In [1]:
import torch
import torch.nn as nn
from torch.autograd import Variable
import torchvision.datasets as dset
import torchvision.transforms as transforms
import torch.nn.functional as F
import torch.optim as optim

# Load MNIST Dataset

In [2]:
trans = transforms.Compose([transforms.ToTensor(), transforms.Normalize((0.5,), (1.0,))])
train_set = dset.MNIST(root='./data', train=True, transform=trans, download=True)
test_set = dset.MNIST(root='./data', train=False, transform=trans)

batch_size = 128

train_loader = torch.utils.data.DataLoader(
                 dataset=train_set,
                 batch_size=batch_size,
                 shuffle=True)
test_loader = torch.utils.data.DataLoader(
                dataset=test_set,
                batch_size=batch_size,
                shuffle=False)


# Build MLP Model
![](images/MLP.png)

In [3]:
class MLP(nn.Module):
    def __init__(self,n_class=10):
        super(MLP, self).__init__()
        
        self.fc = nn.Sequential(
            nn.Linear(28*28,64),
            nn.ReLU(inplace=True),
            nn.Linear(64,n_class)
        )
        
        """
        self.fc1 = nn.Linear(28*28,64)
        self.relu = nn.ReLU(inplace=True)
        slef.fc2 = nn.Linear(64,n_class)
        """
        
    def forward(self, x):
        x = x.view(-1,28*28)      # x:(batch_size,1,28,28) => x:(batch_size,28*28)
        logits = self.fc(x)
        return logits


# Training

In [4]:
model = MLP()
criterion = nn.CrossEntropyLoss()
optimizer = optim.Adam(model.parameters(), lr=1e-3)

for epoch in xrange(10):
    # trainning
    ave_loss = 0
    for batch_idx, (x, target) in enumerate(train_loader):
        optimizer.zero_grad()
        x, target = Variable(x), Variable(target)
        logits = model(x)
        loss = criterion(logits, target)
        ave_loss = ave_loss * 0.9 + loss.data[0] * 0.1
        loss.backward()
        optimizer.step()
        if (batch_idx+1) % 100 == 0 or (batch_idx+1) == len(train_loader):
            print '==>>> epoch: {}, batch index: {}, train loss: {:.6f}'.format(
                epoch, batch_idx+1, ave_loss)
    # testing
    correct_cnt, ave_loss = 0, 0
    total_cnt = 0
    for batch_idx, (x, target) in enumerate(test_loader):
        x, target = Variable(x, volatile=True), Variable(target, volatile=True)
        logits = model(x)
        loss = criterion(logits, target)
        _, pred_label = torch.max(logits.data, 1)
        total_cnt += x.data.size()[0]
        correct_cnt += (pred_label == target.data).sum()
        # smooth average
        ave_loss = ave_loss * 0.9 + loss.data[0] * 0.1
        
        if(batch_idx+1) % 100 == 0 or (batch_idx+1) == len(test_loader):
            print '==>>> epoch: {}, batch index: {}, test loss: {:.6f}, acc: {:.3f}'.format(
                epoch, batch_idx+1, ave_loss, correct_cnt * 1.0 / total_cnt)

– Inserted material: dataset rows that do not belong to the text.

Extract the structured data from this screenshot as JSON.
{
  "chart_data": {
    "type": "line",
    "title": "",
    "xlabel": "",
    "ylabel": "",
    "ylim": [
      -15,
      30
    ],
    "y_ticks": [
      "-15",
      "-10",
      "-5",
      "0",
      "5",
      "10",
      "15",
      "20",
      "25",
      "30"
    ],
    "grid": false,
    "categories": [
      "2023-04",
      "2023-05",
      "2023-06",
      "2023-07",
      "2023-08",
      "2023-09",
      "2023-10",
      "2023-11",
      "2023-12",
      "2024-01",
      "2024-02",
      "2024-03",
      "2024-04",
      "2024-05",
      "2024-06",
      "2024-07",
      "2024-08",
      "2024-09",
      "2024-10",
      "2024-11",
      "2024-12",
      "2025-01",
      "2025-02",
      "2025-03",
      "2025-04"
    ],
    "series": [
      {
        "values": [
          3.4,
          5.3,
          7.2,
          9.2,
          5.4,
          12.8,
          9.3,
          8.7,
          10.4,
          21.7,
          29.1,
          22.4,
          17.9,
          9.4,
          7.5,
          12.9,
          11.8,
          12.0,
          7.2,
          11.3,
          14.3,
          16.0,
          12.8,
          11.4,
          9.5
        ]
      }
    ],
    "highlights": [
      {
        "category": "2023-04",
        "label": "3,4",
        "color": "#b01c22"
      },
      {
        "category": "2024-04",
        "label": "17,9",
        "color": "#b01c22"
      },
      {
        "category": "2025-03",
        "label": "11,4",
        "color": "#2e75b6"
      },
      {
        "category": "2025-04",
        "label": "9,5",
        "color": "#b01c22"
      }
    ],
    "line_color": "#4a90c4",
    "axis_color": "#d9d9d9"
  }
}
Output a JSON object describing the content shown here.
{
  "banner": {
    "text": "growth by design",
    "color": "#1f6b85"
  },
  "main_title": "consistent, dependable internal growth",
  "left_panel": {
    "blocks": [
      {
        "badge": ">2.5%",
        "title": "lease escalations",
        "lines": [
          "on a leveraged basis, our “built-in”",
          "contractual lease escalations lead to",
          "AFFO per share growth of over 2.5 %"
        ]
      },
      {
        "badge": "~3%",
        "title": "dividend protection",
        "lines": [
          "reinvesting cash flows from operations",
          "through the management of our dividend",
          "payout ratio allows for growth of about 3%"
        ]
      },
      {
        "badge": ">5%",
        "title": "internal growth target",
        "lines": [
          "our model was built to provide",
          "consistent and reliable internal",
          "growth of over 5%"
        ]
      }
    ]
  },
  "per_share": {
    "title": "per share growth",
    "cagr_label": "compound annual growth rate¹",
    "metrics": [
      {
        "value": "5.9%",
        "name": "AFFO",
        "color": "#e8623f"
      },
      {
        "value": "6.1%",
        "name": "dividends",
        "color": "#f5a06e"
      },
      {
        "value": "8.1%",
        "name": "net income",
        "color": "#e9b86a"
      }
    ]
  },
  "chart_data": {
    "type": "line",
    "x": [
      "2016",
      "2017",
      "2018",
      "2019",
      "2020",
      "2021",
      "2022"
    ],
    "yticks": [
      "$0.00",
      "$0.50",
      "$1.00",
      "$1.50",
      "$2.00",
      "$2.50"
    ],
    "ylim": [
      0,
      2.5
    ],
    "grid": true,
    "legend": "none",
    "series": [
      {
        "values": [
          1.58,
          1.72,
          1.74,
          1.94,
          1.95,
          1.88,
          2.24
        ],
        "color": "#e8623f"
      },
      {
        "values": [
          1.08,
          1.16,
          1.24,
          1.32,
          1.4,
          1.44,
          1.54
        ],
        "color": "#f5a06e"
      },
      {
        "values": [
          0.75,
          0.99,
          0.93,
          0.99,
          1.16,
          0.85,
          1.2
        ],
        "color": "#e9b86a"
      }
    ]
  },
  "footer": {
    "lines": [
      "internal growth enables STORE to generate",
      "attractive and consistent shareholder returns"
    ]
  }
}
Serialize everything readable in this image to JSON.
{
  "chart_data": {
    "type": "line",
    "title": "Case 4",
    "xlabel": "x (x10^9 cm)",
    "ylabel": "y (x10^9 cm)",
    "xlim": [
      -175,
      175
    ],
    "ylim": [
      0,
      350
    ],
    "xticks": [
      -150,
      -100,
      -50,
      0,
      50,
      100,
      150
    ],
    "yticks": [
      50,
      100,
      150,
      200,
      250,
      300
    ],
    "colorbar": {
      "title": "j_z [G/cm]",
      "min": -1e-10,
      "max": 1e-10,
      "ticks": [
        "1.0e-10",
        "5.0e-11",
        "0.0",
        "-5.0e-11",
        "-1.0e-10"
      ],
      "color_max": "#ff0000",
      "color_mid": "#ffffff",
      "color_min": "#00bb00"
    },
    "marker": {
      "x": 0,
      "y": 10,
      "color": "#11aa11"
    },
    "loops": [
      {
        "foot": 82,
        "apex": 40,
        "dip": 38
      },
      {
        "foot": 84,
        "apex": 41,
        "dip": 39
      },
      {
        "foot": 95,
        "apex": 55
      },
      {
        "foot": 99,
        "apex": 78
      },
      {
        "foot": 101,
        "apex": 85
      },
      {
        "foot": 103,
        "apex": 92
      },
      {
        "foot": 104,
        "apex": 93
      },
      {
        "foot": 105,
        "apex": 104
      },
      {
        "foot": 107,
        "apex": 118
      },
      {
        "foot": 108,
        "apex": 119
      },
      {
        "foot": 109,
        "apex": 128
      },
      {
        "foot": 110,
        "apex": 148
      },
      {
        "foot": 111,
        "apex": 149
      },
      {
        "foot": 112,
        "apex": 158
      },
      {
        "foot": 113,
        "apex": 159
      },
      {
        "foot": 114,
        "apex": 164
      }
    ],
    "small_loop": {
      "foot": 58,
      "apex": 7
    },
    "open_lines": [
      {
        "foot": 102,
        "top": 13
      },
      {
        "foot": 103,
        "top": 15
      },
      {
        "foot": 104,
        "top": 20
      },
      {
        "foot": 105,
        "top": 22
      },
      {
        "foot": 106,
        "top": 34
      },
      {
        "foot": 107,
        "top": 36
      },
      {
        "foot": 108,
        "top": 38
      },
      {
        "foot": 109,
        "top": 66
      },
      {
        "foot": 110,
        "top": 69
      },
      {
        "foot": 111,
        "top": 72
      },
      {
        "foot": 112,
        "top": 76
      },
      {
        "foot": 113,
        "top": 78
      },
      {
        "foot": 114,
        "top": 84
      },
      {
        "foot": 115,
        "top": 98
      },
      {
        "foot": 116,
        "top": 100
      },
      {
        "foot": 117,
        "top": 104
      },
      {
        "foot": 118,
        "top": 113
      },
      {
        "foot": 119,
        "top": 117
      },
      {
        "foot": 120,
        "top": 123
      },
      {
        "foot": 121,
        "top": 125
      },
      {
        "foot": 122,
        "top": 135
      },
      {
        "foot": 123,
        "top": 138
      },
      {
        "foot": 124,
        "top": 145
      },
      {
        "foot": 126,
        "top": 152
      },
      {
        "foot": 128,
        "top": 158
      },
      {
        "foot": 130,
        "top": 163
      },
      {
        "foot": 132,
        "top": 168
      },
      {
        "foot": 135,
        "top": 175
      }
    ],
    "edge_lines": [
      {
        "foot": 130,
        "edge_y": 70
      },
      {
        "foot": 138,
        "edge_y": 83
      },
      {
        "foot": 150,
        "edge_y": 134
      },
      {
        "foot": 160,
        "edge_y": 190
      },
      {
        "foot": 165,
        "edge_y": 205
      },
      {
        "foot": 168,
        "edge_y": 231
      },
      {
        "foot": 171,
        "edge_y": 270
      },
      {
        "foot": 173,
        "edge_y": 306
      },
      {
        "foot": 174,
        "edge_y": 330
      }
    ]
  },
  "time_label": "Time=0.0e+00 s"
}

==>>> epoch: 0, batch index: 100, train loss: 0.599243
==>>> epoch: 0, batch index: 200, train loss: 0.370671
==>>> epoch: 0, batch index: 300, train loss: 0.356554
==>>> epoch: 0, batch index: 400, train loss: 0.363393
==>>> epoch: 0, batch index: 469, train loss: 0.328055
==>>> epoch: 0, batch index: 79, test loss: 0.258991, acc: 0.904
==>>> epoch: 1, batch index: 100, train loss: 0.330634
==>>> epoch: 1, batch index: 200, train loss: 0.321183
==>>> epoch: 1, batch index: 300, train loss: 0.289736
==>>> epoch: 1, batch index: 400, train loss: 0.268071
==>>> epoch: 1, batch index: 469, train loss: 0.252494
==>>> epoch: 1, batch index: 79, test loss: 0.196113, acc: 0.928
==>>> epoch: 2, batch index: 100, train loss: 0.245743
==>>> epoch: 2, batch index: 200, train loss: 0.261259
==>>> epoch: 2, batch index: 300, train loss: 0.216066
==>>> epoch: 2, batch index: 400, train loss: 0.228394
==>>> epoch: 2, batch index: 469, train loss: 0.218366
==>>> epoch: 2, batch index: 79, test loss: 0